La giurisdizione è un cuore pulsante, un apparato vitale in continua evoluzione, un centro spesso raffinato di elaborazioni anche complesse cui la governance politica del paese ha assegnato una centralità che, ora ( e non solo ora), spaventa, mette in fibrillazione, inquieta i reggitori politici dello Stato.
Insomma la magistratura ha un’ideologia nel senso più alto e nobile del termine che, poi, è anche la fonte delle degenerazioni autarchiche che si sono scoperte dopo decenni di tolleranza con l'accettazione di selezioni e cooptazioni opache.
L’omologazione dei criteri di interpretazione delle prove, l’affermazione di protocolli sanzionatori a maglie larghe come le misure di prevenzione, la tendenziale annessione di porzioni autorevoli e apicali della magistratura inquirente nelle strutture di sicurezza governativa, il successo dei modelli culturali e mediatici di interpretazione delle mafie, della corruzione costituiscono un plesso difficile da espugnare o anche solo riorientare.
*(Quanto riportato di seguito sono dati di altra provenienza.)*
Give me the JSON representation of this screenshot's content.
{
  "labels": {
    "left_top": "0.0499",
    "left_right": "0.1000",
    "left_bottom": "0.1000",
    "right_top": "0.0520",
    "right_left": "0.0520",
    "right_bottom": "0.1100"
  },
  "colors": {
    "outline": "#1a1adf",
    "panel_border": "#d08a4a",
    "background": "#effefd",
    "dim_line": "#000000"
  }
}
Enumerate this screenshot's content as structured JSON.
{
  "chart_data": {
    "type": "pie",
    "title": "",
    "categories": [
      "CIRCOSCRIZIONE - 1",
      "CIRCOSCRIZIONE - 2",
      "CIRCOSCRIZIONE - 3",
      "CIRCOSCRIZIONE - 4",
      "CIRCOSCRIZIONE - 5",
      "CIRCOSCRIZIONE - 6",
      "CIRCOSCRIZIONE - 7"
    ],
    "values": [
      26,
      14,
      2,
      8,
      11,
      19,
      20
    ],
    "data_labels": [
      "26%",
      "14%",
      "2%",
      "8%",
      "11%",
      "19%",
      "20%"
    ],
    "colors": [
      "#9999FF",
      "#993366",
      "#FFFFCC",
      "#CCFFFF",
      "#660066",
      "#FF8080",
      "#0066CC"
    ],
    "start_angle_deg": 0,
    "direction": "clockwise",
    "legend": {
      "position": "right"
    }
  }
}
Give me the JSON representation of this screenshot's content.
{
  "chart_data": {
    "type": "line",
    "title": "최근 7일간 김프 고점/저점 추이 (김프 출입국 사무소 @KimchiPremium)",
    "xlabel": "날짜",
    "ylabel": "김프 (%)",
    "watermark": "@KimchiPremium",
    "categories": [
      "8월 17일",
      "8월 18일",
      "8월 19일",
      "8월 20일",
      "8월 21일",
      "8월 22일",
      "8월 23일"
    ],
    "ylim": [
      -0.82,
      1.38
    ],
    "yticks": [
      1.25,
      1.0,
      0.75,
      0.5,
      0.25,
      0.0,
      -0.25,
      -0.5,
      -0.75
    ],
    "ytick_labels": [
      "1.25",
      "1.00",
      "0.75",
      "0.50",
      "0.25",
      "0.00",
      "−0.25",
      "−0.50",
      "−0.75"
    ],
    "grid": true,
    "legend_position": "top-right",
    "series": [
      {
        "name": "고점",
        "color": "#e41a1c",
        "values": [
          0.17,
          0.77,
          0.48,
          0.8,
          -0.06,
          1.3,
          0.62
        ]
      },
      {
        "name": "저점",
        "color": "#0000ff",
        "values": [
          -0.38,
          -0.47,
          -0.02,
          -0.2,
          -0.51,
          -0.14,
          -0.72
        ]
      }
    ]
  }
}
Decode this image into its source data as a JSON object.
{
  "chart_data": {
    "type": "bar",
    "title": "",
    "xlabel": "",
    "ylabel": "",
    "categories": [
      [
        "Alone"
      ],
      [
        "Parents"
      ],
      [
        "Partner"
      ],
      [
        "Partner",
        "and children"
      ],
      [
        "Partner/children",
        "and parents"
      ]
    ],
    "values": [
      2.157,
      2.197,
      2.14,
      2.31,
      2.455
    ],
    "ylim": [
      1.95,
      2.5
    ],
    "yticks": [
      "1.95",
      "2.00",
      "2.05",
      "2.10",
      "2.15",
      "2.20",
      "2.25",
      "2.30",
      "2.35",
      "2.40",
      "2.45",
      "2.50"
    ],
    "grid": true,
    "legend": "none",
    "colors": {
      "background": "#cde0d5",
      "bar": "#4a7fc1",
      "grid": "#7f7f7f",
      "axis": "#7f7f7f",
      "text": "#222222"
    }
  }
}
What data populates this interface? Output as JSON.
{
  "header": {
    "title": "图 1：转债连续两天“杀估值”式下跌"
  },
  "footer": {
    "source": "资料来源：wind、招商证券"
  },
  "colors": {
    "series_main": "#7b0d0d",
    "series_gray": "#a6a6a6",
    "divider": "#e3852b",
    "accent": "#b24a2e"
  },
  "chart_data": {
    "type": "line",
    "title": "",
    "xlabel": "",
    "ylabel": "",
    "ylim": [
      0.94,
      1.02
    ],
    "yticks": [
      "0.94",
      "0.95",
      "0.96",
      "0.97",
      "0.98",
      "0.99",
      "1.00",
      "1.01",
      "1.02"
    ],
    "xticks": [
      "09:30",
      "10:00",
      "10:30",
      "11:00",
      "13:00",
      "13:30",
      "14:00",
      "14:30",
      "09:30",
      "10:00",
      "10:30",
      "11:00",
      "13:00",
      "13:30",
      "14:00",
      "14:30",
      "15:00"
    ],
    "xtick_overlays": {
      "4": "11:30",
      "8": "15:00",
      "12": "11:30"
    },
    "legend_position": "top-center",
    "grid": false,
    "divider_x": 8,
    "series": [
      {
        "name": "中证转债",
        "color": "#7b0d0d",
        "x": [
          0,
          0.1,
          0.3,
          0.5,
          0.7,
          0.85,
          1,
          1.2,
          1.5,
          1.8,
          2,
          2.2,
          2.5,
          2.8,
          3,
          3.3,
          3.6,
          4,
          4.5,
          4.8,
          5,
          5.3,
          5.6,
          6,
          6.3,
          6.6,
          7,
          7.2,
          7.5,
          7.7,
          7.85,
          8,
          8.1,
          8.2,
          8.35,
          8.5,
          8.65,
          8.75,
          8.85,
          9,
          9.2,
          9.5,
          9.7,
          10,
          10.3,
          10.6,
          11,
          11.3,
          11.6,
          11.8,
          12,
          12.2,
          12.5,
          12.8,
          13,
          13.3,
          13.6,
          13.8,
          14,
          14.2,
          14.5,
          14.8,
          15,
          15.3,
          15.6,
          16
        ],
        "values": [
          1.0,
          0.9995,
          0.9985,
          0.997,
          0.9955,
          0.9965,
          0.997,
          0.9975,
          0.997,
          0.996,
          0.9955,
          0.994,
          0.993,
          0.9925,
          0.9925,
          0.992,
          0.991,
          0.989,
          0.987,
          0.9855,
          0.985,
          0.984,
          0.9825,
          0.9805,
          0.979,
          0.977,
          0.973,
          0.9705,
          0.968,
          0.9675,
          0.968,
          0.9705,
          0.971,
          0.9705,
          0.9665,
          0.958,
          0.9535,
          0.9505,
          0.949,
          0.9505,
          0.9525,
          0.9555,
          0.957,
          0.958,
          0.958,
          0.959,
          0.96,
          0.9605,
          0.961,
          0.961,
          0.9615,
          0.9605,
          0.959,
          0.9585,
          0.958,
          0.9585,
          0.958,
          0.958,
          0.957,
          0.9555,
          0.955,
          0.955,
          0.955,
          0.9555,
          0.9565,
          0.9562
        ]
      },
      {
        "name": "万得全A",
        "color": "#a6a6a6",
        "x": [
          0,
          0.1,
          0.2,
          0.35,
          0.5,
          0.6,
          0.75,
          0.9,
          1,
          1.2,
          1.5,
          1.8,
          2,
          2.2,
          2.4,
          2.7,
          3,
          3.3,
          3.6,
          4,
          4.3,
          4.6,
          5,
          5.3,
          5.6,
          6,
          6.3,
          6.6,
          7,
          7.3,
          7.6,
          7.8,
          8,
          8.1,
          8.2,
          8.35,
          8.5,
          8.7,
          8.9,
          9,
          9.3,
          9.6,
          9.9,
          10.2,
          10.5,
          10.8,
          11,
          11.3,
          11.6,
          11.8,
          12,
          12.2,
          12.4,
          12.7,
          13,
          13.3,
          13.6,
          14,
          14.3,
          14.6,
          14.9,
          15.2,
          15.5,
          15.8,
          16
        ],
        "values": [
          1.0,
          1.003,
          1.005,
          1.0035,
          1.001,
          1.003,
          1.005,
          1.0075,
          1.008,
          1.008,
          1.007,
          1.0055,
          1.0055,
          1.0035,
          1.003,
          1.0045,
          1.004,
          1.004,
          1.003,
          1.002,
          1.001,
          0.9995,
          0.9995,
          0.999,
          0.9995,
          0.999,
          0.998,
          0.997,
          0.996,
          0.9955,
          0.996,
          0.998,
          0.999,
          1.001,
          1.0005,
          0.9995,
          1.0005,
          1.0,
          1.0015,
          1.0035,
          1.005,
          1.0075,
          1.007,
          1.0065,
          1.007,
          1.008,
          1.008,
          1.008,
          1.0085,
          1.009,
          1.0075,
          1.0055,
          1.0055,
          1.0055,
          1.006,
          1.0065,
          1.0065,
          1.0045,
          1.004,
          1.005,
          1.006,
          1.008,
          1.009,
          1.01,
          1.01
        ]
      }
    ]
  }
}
La separazione per Costituzione delle carriere che - come ricorda l’Anm - si è di fatto realizzata con il diradarsi negli anni delle trasmigrazioni dal ruolo giudicante a quello inquirente, non è solo opinabile, ma a questo punto in larga misura anche inutile. Potrà soddisfare le istanze egalitarie dell’avvocatura penale, mitigare qualche contiguità di troppo, recare benefici tra un paio di decenni, ma non è in grado di alterare l’osmosi culturale e ideologica della corporazione. L’unica soluzione praticabile potrebbe essere quella di imporre percorsi formativi ravvicinati, se non in buona parte congiunti, tra le professioni giudiziarie in modo tale che una nuova, profonda contaminazione si possa realizzare tra tutti i protagonisti del processo penale. L’acqua resterà salata per un pezzo, ma qualche potabilizzatore si potrà pur piazzarlo.